A Novel Mass-Spring-Damper Model Analysis to Identify Landing Deficits in Athletes Returning to Sport After Anterior Cruciate Ligament Reconstruction

Divine, Jon G., Ford, Kevin R., Otten, Egbert, Schneider, Daniel K., Myer, Gregory D., Hewett, Timothy E., Colosimo, Angelo J., Gokeler, Alli, Heidt, Robert S.

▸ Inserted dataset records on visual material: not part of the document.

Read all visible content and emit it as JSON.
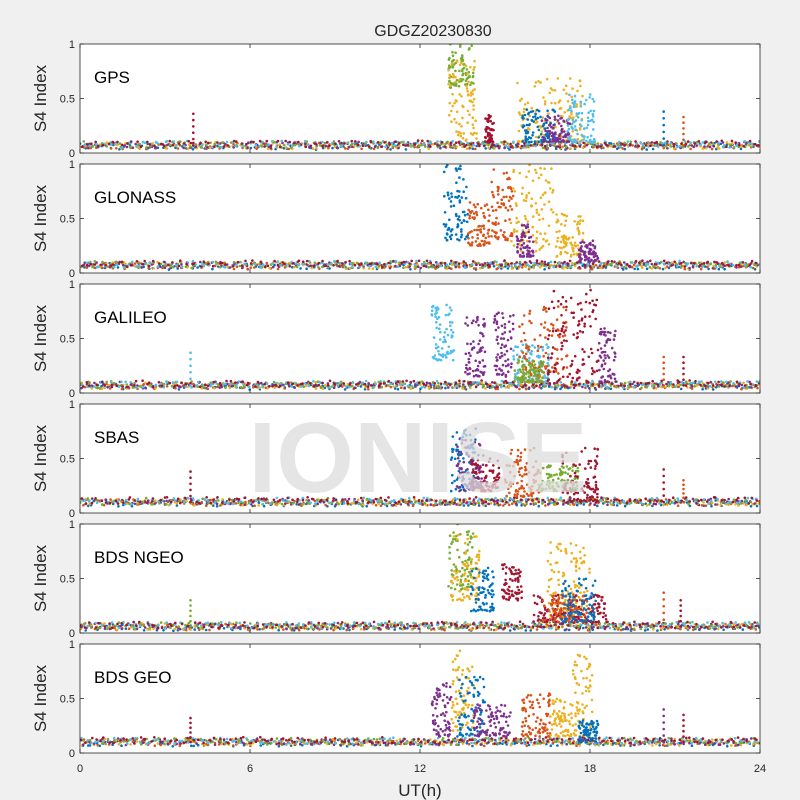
{
  "chart_data": {
    "type": "scatter",
    "title": "GDGZ20230830",
    "xlabel": "UT(h)",
    "ylabel": "S4 Index",
    "xlim": [
      0,
      24
    ],
    "ylim": [
      0,
      1
    ],
    "xticks": [
      "0",
      "6",
      "12",
      "18",
      "24"
    ],
    "yticks": [
      "0",
      "0.5",
      "1"
    ],
    "grid": false,
    "legend": "none",
    "watermark": "IONISE",
    "colors": [
      "#0072BD",
      "#D95319",
      "#EDB120",
      "#7E2F8E",
      "#77AC30",
      "#4DBEEE",
      "#A2142F"
    ],
    "panels": [
      {
        "label": "GPS",
        "baseline": 0.07,
        "spikes": [
          {
            "x": 4.0,
            "y": 0.36,
            "color": "#A2142F"
          },
          {
            "x": 20.6,
            "y": 0.38,
            "color": "#0072BD"
          },
          {
            "x": 21.3,
            "y": 0.33,
            "color": "#D95319"
          }
        ],
        "events": [
          {
            "xmin": 13.0,
            "xmax": 13.9,
            "ymin": 0.6,
            "ymax": 1.0,
            "color": "#77AC30"
          },
          {
            "xmin": 13.0,
            "xmax": 14.0,
            "ymin": 0.1,
            "ymax": 0.85,
            "color": "#EDB120"
          },
          {
            "xmin": 14.3,
            "xmax": 14.6,
            "ymin": 0.1,
            "ymax": 0.35,
            "color": "#A2142F"
          },
          {
            "xmin": 15.4,
            "xmax": 17.8,
            "ymin": 0.1,
            "ymax": 0.7,
            "color": "#EDB120"
          },
          {
            "xmin": 15.6,
            "xmax": 16.8,
            "ymin": 0.1,
            "ymax": 0.4,
            "color": "#0072BD"
          },
          {
            "xmin": 16.3,
            "xmax": 17.3,
            "ymin": 0.1,
            "ymax": 0.35,
            "color": "#7E2F8E"
          },
          {
            "xmin": 17.2,
            "xmax": 18.2,
            "ymin": 0.1,
            "ymax": 0.55,
            "color": "#4DBEEE"
          }
        ]
      },
      {
        "label": "GLONASS",
        "baseline": 0.07,
        "spikes": [],
        "events": [
          {
            "xmin": 12.8,
            "xmax": 13.7,
            "ymin": 0.3,
            "ymax": 1.0,
            "color": "#0072BD"
          },
          {
            "xmin": 13.7,
            "xmax": 14.5,
            "ymin": 0.25,
            "ymax": 0.65,
            "color": "#D95319"
          },
          {
            "xmin": 14.5,
            "xmax": 15.3,
            "ymin": 0.3,
            "ymax": 0.95,
            "color": "#D95319"
          },
          {
            "xmin": 15.2,
            "xmax": 16.7,
            "ymin": 0.2,
            "ymax": 1.0,
            "color": "#EDB120"
          },
          {
            "xmin": 15.4,
            "xmax": 16.0,
            "ymin": 0.15,
            "ymax": 0.45,
            "color": "#7E2F8E"
          },
          {
            "xmin": 16.8,
            "xmax": 17.8,
            "ymin": 0.15,
            "ymax": 0.55,
            "color": "#EDB120"
          },
          {
            "xmin": 17.6,
            "xmax": 18.3,
            "ymin": 0.1,
            "ymax": 0.3,
            "color": "#7E2F8E"
          }
        ]
      },
      {
        "label": "GALILEO",
        "baseline": 0.07,
        "spikes": [
          {
            "x": 3.9,
            "y": 0.37,
            "color": "#4DBEEE"
          },
          {
            "x": 20.6,
            "y": 0.33,
            "color": "#D95319"
          },
          {
            "x": 21.3,
            "y": 0.33,
            "color": "#A2142F"
          }
        ],
        "events": [
          {
            "xmin": 12.4,
            "xmax": 13.2,
            "ymin": 0.3,
            "ymax": 0.82,
            "color": "#4DBEEE"
          },
          {
            "xmin": 13.6,
            "xmax": 14.3,
            "ymin": 0.15,
            "ymax": 0.7,
            "color": "#7E2F8E"
          },
          {
            "xmin": 14.6,
            "xmax": 15.3,
            "ymin": 0.15,
            "ymax": 0.75,
            "color": "#7E2F8E"
          },
          {
            "xmin": 15.3,
            "xmax": 16.6,
            "ymin": 0.1,
            "ymax": 0.45,
            "color": "#4DBEEE"
          },
          {
            "xmin": 15.5,
            "xmax": 17.2,
            "ymin": 0.1,
            "ymax": 0.8,
            "color": "#D95319"
          },
          {
            "xmin": 15.3,
            "xmax": 16.4,
            "ymin": 0.1,
            "ymax": 0.3,
            "color": "#77AC30"
          },
          {
            "xmin": 16.5,
            "xmax": 18.3,
            "ymin": 0.1,
            "ymax": 0.95,
            "color": "#A2142F"
          },
          {
            "xmin": 18.3,
            "xmax": 18.9,
            "ymin": 0.1,
            "ymax": 0.6,
            "color": "#7E2F8E"
          }
        ]
      },
      {
        "label": "SBAS",
        "baseline": 0.1,
        "spikes": [
          {
            "x": 3.9,
            "y": 0.38,
            "color": "#A2142F"
          },
          {
            "x": 20.6,
            "y": 0.4,
            "color": "#A2142F"
          },
          {
            "x": 21.3,
            "y": 0.3,
            "color": "#D95319"
          }
        ],
        "events": [
          {
            "xmin": 13.1,
            "xmax": 14.0,
            "ymin": 0.2,
            "ymax": 0.8,
            "color": "#0072BD"
          },
          {
            "xmin": 13.3,
            "xmax": 14.4,
            "ymin": 0.2,
            "ymax": 0.7,
            "color": "#7E2F8E"
          },
          {
            "xmin": 13.8,
            "xmax": 14.8,
            "ymin": 0.2,
            "ymax": 0.5,
            "color": "#A2142F"
          },
          {
            "xmin": 15.0,
            "xmax": 16.2,
            "ymin": 0.15,
            "ymax": 0.6,
            "color": "#D95319"
          },
          {
            "xmin": 16.2,
            "xmax": 17.6,
            "ymin": 0.2,
            "ymax": 0.45,
            "color": "#77AC30"
          },
          {
            "xmin": 17.0,
            "xmax": 18.3,
            "ymin": 0.1,
            "ymax": 0.6,
            "color": "#A2142F"
          }
        ]
      },
      {
        "label": "BDS NGEO",
        "baseline": 0.06,
        "spikes": [
          {
            "x": 3.9,
            "y": 0.3,
            "color": "#77AC30"
          },
          {
            "x": 20.6,
            "y": 0.37,
            "color": "#D95319"
          },
          {
            "x": 21.2,
            "y": 0.3,
            "color": "#A2142F"
          }
        ],
        "events": [
          {
            "xmin": 13.0,
            "xmax": 13.9,
            "ymin": 0.4,
            "ymax": 1.0,
            "color": "#77AC30"
          },
          {
            "xmin": 13.1,
            "xmax": 14.1,
            "ymin": 0.3,
            "ymax": 0.9,
            "color": "#EDB120"
          },
          {
            "xmin": 13.8,
            "xmax": 14.6,
            "ymin": 0.2,
            "ymax": 0.6,
            "color": "#0072BD"
          },
          {
            "xmin": 14.9,
            "xmax": 15.6,
            "ymin": 0.3,
            "ymax": 0.65,
            "color": "#A2142F"
          },
          {
            "xmin": 16.5,
            "xmax": 18.0,
            "ymin": 0.15,
            "ymax": 0.85,
            "color": "#EDB120"
          },
          {
            "xmin": 16.0,
            "xmax": 18.6,
            "ymin": 0.1,
            "ymax": 0.35,
            "color": "#A2142F"
          },
          {
            "xmin": 16.3,
            "xmax": 17.9,
            "ymin": 0.1,
            "ymax": 0.35,
            "color": "#D95319"
          },
          {
            "xmin": 17.0,
            "xmax": 18.2,
            "ymin": 0.1,
            "ymax": 0.5,
            "color": "#0072BD"
          }
        ]
      },
      {
        "label": "BDS GEO",
        "baseline": 0.1,
        "spikes": [
          {
            "x": 3.9,
            "y": 0.32,
            "color": "#A2142F"
          },
          {
            "x": 20.6,
            "y": 0.4,
            "color": "#7E2F8E"
          },
          {
            "x": 21.3,
            "y": 0.35,
            "color": "#A2142F"
          }
        ],
        "events": [
          {
            "xmin": 12.4,
            "xmax": 13.1,
            "ymin": 0.15,
            "ymax": 0.65,
            "color": "#7E2F8E"
          },
          {
            "xmin": 13.1,
            "xmax": 13.9,
            "ymin": 0.2,
            "ymax": 0.95,
            "color": "#EDB120"
          },
          {
            "xmin": 13.3,
            "xmax": 14.3,
            "ymin": 0.15,
            "ymax": 0.7,
            "color": "#0072BD"
          },
          {
            "xmin": 13.9,
            "xmax": 15.2,
            "ymin": 0.15,
            "ymax": 0.45,
            "color": "#7E2F8E"
          },
          {
            "xmin": 15.6,
            "xmax": 16.6,
            "ymin": 0.15,
            "ymax": 0.55,
            "color": "#D95319"
          },
          {
            "xmin": 16.6,
            "xmax": 17.4,
            "ymin": 0.15,
            "ymax": 0.5,
            "color": "#EDB120"
          },
          {
            "xmin": 17.4,
            "xmax": 18.1,
            "ymin": 0.15,
            "ymax": 0.9,
            "color": "#EDB120"
          },
          {
            "xmin": 17.6,
            "xmax": 18.3,
            "ymin": 0.1,
            "ymax": 0.3,
            "color": "#0072BD"
          }
        ]
      }
    ]
  }
}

imageAbstract: Schneider, DK, Gokeler, A, Otten, E, Ford, KR, Hewett, TE, Divine, JG, Colosimo, AJ, Heidt, RS, and Myer, GD. A Novel mass-spring-damper model analysis to identify landing deficits in athletes returning to sport after anterior cruciate ligament reconstruction. J Strength Cond Res 31(9): 2590–2598, 2017—A mass-spring-damper (MSD) model may serve as an extension of biomechanical data from 3-dimensional motion analysis and epidemiological data which helps to delineate populations at risk for anterior cruciate ligament (ACL) injuries. The purpose of this study was to evaluate such a model. Thirty-six ACL reconstruction (ACLR) group subjects and 67 controls (CTRL) completed single-leg drop landing and single-leg broad jump tasks. Landing ground reaction force data were collected and analyzed with an MSD model. Medians, interquartile ranges, and limb symmetry indices (LSIs) were calculated and comparisons were made within and between groups. During a single-leg drop landing, the ACLR group had a lower spring LSI than the CTRL group (p = 0.015) and landed with decreased stiffness in the involved limb relative to the uninvolved limb (p = 0.021). The ACLR group also had an increased damping LSI relative to the CTRL group (p = 0.045). The ACLR subjects landed with increased stiffness (p = 0.006) and decreased damping (p = 0.003) in their involved limbs compared to CTRL subjects' nondominant limbs. During a single-leg forward broad jump, the ACLR group had a greater spring LSI value than the CTRL group (p = 0.045). The CTRL group also recorded decreased damping values in their nondominant limbs compared with the involved limbs of the ACLR group (p = 0.046). Athletes who have undergone ACLR display different lower-limb dynamics than healthy controls, according to an MSD model. Quadriceps dominance and leg dominance are components of ACLR athletes' landing strategies and may be identified with an MSD model and addressed during rehabilitation.